Prep 20 mins
Cook 15 mins
This is a fun fondue recipe from Food and Wine Magazine. The chocolate fondue is laced with bourbon and the pound cake is grilled - both different twists for a fondue! They suggest serving this fondue with fresh apricots, fresh pineapple and the grilled pound cake.
- 1 pineapple, peeled, cored and sliced in 1 inch thick chunks
- 1 1⁄2 lbs of pound cake, sliced 1 1/2 inchs thick
- 2 tablespoons unsalted butter, melted
- 4 apricots, pitted and quartered
- 1 cup heavy cream
- 2 tablespoons Bourbon
- 10 ounces semisweet chocolate, coarsely chopped (2 1/4 Cups)

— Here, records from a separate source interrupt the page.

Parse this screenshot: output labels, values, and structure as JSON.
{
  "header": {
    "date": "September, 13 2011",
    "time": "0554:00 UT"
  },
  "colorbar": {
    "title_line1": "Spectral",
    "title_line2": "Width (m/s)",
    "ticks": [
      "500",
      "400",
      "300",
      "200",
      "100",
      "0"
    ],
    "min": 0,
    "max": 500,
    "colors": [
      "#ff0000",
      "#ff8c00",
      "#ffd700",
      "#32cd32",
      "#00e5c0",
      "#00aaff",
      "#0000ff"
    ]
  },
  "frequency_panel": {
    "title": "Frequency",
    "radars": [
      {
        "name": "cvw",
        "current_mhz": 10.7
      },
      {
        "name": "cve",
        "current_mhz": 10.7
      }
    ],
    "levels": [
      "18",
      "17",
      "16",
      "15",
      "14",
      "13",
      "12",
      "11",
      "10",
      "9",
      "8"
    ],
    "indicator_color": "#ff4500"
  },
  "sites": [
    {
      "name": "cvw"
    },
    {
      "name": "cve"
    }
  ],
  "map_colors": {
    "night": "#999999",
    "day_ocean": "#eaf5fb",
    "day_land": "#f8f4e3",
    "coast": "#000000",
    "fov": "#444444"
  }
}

- 10 ounces bittersweet chocolate, coarsely chopped (2 1/4 Cups)
- 1 pinch salt
- Heat up the grill. Grill the pineapple slices over medium heat until charred on both sides, about 8 minutes.
- Brush the pound cake slices with the melted butter and grill over medium heat until toasted, about 4 minutes.
- Cut the pound cake into 1 inch cubes and transfer to a plate. Cut the pineapple into 1 inch cubes and transfer to a separate plate along with the apricots.
- In a pan, bring the cream and bourbon to a simmer. Add both of the chocolates and the salt, then remove the pan from the heat and let stand for 5 minutes. Whisk until smooth.
- Serve the chocolate with the grilled pound cake and fruit.